Ein erstes klageabweisendes Urteil des Landgerichts hat das Berufungsgericht teilweise aufgehoben und die Sache an die erste Instanz zurückverwiesen. Im neuen Verfahren hat das Landgericht - von einem weiteren, hier nicht mehr gegenständlichen Herausgabeersuchen, das die Beklagte anerkannt hat, abgesehen - die Leistungsklage abgewiesen. Den geltend gemachten Zahlungsanspruch über 1.000 € könne der Kläger weder auf §§ 2018, 2021 in Verbindung mit § 812, § 818 Abs. 1 BGB noch auf §§ 989, 990 BGB stützen. Die Beklagte sei nicht Erbschaftsbesitzerin. Dies sei nur derjenige, der aufgrund eines ihm nicht zustehenden Erbrechts etwas aus der Erbschaft erlangt habe. Der Kläger behaupte zwar, dass die Beklagte mit dem Erbfall Besitzerin der in Rede stehenden Gegenstände geworden sei, woraus er dies entnehme, lege er aber nicht dar. Selbst wenn man unterstelle, die Beklagte sei Erbschaftsbesitzerin, bestehe kein Anspruch auf Ersatz des Erlangten, denn der Erbschaftsbesitzer müsse zur Herausgabe der Nachlassgegenstände außer Stande sein. Dazu habe der Kläger nicht vorgetragen. Auch ein Anspruch aus §§ 989, 990 BGB bestehe nicht. Es fehle an den tatbestandlichen Voraussetzungen einer Vindikationslage. Der Kläger habe nicht darlegen und beweisen können, dass die Beklagte unberechtigte Besitzerin der Gegenstände sei. Zudem sei nicht dargelegt, woraus sich die Unmöglichkeit der Herausgabe ergebe, wenn der Kläger den Besitz der Beklagten unterstelle. Ein Anspruch gemäß § 280 Abs. 1, § 662, § 668, § 1922 BGB auf Erstattung eines Zinsschadens in Höhe von 5.331 € stehe dem Kläger gegen die Beklagte ebenfalls nicht zu. Zwar habe zwischen der Erblasserin und der Beklagten aufgrund einer umfassenden Vorsorgevollmacht ein Auftragsverhältnis bestanden, daraus folge jedoch keine Pflicht zur Mehrung des Geldes der Erblasserin. Jedenfalls sei ein solcher Anspruch verjährt.

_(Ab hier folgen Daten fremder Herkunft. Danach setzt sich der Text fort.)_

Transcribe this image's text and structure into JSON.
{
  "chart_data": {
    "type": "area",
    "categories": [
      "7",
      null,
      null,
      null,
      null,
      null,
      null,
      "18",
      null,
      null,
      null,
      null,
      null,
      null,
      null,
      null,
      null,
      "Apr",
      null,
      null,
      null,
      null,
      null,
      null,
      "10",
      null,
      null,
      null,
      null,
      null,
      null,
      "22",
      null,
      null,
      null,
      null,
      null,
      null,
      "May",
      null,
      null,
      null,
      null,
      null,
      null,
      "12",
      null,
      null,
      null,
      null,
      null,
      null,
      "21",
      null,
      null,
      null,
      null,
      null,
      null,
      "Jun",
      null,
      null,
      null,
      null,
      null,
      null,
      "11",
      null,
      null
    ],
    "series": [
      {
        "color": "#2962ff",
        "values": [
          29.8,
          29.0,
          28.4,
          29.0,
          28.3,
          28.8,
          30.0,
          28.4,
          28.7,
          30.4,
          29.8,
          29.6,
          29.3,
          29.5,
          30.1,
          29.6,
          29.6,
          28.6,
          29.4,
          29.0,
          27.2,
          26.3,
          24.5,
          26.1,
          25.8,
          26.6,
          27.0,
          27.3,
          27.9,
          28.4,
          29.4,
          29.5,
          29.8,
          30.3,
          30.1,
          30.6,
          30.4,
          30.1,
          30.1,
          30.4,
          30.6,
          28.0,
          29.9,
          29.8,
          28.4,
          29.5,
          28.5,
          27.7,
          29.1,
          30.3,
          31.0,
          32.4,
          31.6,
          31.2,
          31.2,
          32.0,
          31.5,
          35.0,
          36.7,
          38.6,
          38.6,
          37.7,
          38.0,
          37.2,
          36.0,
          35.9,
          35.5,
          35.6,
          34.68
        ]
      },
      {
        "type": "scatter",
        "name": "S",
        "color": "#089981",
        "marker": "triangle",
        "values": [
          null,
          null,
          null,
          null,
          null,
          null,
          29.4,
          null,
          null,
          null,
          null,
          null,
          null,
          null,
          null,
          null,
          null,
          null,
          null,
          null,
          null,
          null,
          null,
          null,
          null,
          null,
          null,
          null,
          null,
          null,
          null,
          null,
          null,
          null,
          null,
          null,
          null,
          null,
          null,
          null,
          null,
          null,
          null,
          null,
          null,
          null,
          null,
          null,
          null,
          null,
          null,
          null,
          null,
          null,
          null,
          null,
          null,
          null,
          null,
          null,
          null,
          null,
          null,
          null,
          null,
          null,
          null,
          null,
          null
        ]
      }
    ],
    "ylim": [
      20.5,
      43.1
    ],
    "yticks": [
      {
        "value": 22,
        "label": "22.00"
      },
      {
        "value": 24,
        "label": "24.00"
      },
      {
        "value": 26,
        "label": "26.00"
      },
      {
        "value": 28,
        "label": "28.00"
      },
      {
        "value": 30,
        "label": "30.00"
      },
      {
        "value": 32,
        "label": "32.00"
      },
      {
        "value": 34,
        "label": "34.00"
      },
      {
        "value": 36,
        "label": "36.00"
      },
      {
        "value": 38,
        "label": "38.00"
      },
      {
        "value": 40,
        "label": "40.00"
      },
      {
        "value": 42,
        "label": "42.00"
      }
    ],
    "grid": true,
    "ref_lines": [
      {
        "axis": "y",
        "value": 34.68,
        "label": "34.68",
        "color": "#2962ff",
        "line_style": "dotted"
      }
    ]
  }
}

Die hiergegen eingelegte Berufung des Klägers hat das Oberlandesgericht gemäß § 522 Abs. 1 Satz 2 ZPO als unzulässig verworfen, weil die Berufungsbegründung den Anforderungen nach § 520 Abs. 3 Satz 2 ZPO nicht genüge. Wegen der Abweisung des Zahlungsanspruchs über 1.000 € gemäß §§ 2018, 2021 BGB in Verbindung mit §§ 812, 818 BGB oder §§ 989, 990 BGB wende sich die Berufung lediglich gegen die Auffassung des Landgerichts, die Beklagte sei nicht Besitzerin der in Rede stehenden Gegenstände geworden. Mit dem weiteren - die Entscheidung tragenden - Grund des Fehlens von Vortrag zur Unmöglichkeit ihrer Herausgabe befasse sich die Berufung hingegen nicht. Es bleibe vielmehr offen, weshalb der Kläger entgegen der Auffassung des Landgerichts meine, statt der Herausgabe der fraglichen Gegenstände die Zahlung von Wert/Schadensersatz in Geld beanspruchen zu können. Auch in Bezug auf die Schadensersatzforderung in Höhe von 5.331 € beruhe das Urteil auf zwei selbständig tragenden Gründen. Einerseits habe das Landgericht eine Pflichtverletzung der Beklagten verneint; andererseits habe es den Anspruch als verjährt angesehen. Die Berufung wende sich im Wesentlichen nur gegen die Würdigung der für die Verjährung maßgebenden Umstände. Mit Blick auf die vom Landgericht verneinte Pflichtverletzung zeige sie weder unzureichend beurteilte rechtliche Aspekte auf noch berufe sie sich auf konkrete Gründe, aus denen sich eine fehlerhafte Rechtsauffassung des Landgerichts und deren Erheblichkeit für die angefochtene Entscheidung ergebe.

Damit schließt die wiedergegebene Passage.